I've got a whole stack of books, research studies and analyst reports here on my desk, each one analyzing the emergence of China as an economic powerhouse, and purporting to explain why the Far East has become so popular for U.S. manufacturing companies seeking a competitive edge. I'm thinking the reason is pretty obvious: low costs. In effect, China functions as a kind of Super-Giant Wal-Mart for the entire world.
China has a well deserved reputation as being a supplier of cheap labor, but exactly how cheap is that labor? Outrageously cheap, actually. According to the 2007 IW/MPI China Manufacturing Study, a typical production worker in China earns 53 cents, compared to $15.00 for a typical production worker in the United States. Keep in mind, too, that production workers in China are considered part of the country's growing "middle class"; by far the majority of China's citizens -- nearly half a billion in number -- are agricultural workers earning the rough equivalent of a small bag of peanuts, without the shells. When they say labor is cheap over there, they're not kidding around.

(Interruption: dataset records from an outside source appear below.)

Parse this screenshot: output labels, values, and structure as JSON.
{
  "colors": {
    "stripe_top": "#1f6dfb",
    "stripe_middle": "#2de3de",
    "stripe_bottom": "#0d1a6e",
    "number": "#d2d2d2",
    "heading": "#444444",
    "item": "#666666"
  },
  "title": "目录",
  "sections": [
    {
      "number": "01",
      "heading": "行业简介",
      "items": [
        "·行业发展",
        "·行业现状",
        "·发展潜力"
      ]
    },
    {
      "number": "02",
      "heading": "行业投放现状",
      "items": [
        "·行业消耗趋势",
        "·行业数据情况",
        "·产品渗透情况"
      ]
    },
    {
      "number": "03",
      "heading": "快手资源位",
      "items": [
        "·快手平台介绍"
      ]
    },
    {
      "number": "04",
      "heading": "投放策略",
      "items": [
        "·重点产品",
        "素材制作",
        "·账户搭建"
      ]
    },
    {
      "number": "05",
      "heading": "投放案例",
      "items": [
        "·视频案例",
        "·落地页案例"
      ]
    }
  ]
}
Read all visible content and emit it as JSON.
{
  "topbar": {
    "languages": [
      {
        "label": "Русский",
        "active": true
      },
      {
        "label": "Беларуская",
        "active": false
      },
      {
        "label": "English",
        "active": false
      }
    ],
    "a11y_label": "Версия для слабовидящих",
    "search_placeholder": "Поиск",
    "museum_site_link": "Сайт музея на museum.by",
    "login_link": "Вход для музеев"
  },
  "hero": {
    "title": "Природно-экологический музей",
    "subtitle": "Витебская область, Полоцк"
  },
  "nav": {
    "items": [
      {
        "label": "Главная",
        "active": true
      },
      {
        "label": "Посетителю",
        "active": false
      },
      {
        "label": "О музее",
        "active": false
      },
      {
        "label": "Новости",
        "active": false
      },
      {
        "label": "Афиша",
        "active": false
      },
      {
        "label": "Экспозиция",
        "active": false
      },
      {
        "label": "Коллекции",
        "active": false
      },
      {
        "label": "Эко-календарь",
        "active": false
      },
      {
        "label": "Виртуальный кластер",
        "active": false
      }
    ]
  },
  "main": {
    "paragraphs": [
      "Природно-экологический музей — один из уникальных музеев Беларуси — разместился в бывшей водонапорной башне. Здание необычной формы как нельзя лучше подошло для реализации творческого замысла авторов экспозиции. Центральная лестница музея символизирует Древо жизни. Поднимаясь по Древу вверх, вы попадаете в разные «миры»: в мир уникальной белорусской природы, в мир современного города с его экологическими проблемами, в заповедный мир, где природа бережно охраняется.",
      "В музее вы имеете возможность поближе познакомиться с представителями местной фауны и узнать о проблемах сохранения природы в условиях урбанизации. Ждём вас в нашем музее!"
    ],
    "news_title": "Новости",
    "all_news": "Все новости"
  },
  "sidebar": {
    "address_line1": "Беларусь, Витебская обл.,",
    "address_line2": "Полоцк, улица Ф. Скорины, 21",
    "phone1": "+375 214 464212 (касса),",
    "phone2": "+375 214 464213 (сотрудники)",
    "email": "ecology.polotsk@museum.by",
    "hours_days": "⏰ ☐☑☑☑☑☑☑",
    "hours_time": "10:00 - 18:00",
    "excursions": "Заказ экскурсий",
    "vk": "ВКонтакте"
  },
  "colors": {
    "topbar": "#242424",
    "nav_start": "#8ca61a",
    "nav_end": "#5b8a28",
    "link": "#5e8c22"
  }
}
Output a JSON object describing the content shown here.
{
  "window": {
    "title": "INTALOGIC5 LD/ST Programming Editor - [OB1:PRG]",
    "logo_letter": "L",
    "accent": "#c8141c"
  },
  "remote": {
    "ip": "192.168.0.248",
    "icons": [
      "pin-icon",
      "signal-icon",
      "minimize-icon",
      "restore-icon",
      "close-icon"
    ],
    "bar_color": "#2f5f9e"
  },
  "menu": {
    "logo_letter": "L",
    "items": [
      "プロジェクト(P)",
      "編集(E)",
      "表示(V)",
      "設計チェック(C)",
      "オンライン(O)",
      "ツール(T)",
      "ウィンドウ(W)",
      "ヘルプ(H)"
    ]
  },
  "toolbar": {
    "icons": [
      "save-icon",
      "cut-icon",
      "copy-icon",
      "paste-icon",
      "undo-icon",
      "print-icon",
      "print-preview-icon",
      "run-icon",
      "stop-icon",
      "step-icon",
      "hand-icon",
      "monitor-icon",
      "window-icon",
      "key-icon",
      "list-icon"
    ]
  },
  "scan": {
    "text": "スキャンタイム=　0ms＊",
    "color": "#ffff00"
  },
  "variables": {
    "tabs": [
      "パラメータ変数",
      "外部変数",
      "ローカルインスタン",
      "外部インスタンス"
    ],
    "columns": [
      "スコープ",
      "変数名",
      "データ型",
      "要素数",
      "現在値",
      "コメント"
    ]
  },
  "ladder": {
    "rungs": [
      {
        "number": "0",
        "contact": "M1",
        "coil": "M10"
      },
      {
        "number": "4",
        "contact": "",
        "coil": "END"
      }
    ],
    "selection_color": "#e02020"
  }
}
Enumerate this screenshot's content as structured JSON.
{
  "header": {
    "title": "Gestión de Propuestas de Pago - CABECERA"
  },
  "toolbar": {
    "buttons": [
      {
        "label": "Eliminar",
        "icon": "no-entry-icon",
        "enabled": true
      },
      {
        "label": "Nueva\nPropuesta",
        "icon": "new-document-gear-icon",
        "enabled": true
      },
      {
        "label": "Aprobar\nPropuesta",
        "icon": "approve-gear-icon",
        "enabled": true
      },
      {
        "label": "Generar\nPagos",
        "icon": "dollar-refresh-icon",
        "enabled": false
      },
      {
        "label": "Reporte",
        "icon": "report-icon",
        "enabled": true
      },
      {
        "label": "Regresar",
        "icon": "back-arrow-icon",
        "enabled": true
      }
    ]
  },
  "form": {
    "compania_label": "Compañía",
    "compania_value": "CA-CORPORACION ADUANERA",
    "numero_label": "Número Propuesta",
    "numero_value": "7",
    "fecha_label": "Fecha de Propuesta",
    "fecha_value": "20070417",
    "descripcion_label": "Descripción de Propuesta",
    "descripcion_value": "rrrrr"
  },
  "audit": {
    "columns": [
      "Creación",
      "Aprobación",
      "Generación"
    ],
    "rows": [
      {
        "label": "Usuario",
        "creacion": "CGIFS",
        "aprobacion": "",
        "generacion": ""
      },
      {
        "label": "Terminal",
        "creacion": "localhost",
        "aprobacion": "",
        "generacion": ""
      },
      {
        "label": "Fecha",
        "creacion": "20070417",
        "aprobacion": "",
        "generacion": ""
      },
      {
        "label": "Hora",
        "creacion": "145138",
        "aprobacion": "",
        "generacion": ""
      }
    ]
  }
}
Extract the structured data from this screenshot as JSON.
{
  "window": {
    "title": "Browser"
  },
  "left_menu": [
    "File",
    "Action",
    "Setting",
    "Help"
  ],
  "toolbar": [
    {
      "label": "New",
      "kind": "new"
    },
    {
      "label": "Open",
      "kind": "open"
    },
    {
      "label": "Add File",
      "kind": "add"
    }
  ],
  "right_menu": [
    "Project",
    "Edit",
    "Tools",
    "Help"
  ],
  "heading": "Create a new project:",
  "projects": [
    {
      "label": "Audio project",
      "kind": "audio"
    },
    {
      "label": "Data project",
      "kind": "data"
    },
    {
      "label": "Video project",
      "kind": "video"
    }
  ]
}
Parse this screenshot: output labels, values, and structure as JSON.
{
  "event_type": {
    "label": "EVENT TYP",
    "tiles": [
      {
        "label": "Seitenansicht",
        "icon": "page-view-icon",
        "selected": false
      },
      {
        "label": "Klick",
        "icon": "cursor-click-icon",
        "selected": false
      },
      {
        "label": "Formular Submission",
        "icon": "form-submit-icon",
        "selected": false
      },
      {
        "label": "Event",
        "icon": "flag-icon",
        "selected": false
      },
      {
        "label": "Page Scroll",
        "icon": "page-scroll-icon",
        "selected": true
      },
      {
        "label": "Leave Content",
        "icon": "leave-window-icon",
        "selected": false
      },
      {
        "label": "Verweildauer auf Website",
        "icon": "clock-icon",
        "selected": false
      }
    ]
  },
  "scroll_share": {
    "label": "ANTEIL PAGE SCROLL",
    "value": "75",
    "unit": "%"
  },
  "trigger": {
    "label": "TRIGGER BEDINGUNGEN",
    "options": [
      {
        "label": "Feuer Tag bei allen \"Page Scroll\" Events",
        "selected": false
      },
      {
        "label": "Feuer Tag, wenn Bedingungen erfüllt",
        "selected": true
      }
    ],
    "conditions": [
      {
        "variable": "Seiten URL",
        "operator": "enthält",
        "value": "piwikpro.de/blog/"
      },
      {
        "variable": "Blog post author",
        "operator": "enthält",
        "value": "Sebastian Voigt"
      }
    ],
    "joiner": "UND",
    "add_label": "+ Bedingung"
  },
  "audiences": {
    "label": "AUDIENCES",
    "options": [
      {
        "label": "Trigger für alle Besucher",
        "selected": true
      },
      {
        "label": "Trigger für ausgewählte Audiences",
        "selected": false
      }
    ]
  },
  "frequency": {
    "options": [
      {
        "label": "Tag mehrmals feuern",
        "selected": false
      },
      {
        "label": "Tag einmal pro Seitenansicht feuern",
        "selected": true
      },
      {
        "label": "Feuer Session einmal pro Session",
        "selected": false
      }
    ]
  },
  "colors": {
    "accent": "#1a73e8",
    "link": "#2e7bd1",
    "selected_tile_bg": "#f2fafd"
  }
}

That situation won't last forever, though. "It's absolutely not the Chinese game plan that they're going to work for peanuts wages forever for you and me," observes James Womack, chairman of the Lean Enterprise Institute. "If you're going to develop a country, you have to move from a lower- to a higher-wage situation. The central government absolutely wants to employ the best production methods and they want to be the best in their industry rather than just the cheapest."
See Chain Reactions: David Blanchard's blog about supply chain management.
The question on just about every U.S. manufacturer's -- or politician's -- mind, though, is: What effect will that long-term availability of cheap Chinese labor have on America's economy? The Wall Street Journal, which tends to take a very pro-China slant, opines that it's a "myth that China trade is bad for the U.S. Some workers have suffered from America's transition to an information age, high-value economy, but... many other Americans are benefiting from the opportunities China trade is creating." (WSJ, Apr. 28, 2007)
It's an open question as to whether the sufferers outnumber the benefiters in the United States. Certainly consumers have enjoyed low prices on toys, electronics, pharmaceuticals and numerous other commodities that have become staples of American life. Of course, as toys, electronics, pharmaceuticals and other goods are recalled in record amounts due to contamination and other product defects, many of those same consumers are starting to rethink their options. Inexpensive goods are always going to be popular, but cheaply-made goods? Not so much.
Clearly, though, with the recent example of Mattel's public apology to China still ringing in our ears, it'll be interesting to see whether the rush to move U.S. industries offshore will abate even a little bit. I suspect we'll only see a change in strategy if something spectacularly dramatic occurs, like for instance, if Wal-Mart shoppers decide to buy only toys stamped "Made in the U.S.A." this Christmas. However, given our insatiable desire to find the best bargains -- and that goes for motor vehicle parts, electronic components and cargo containers as much as it does for dolls and watches -- I don't see the Chinese losing too much sleep worrying about whether Americans will stop buying stuff made in China.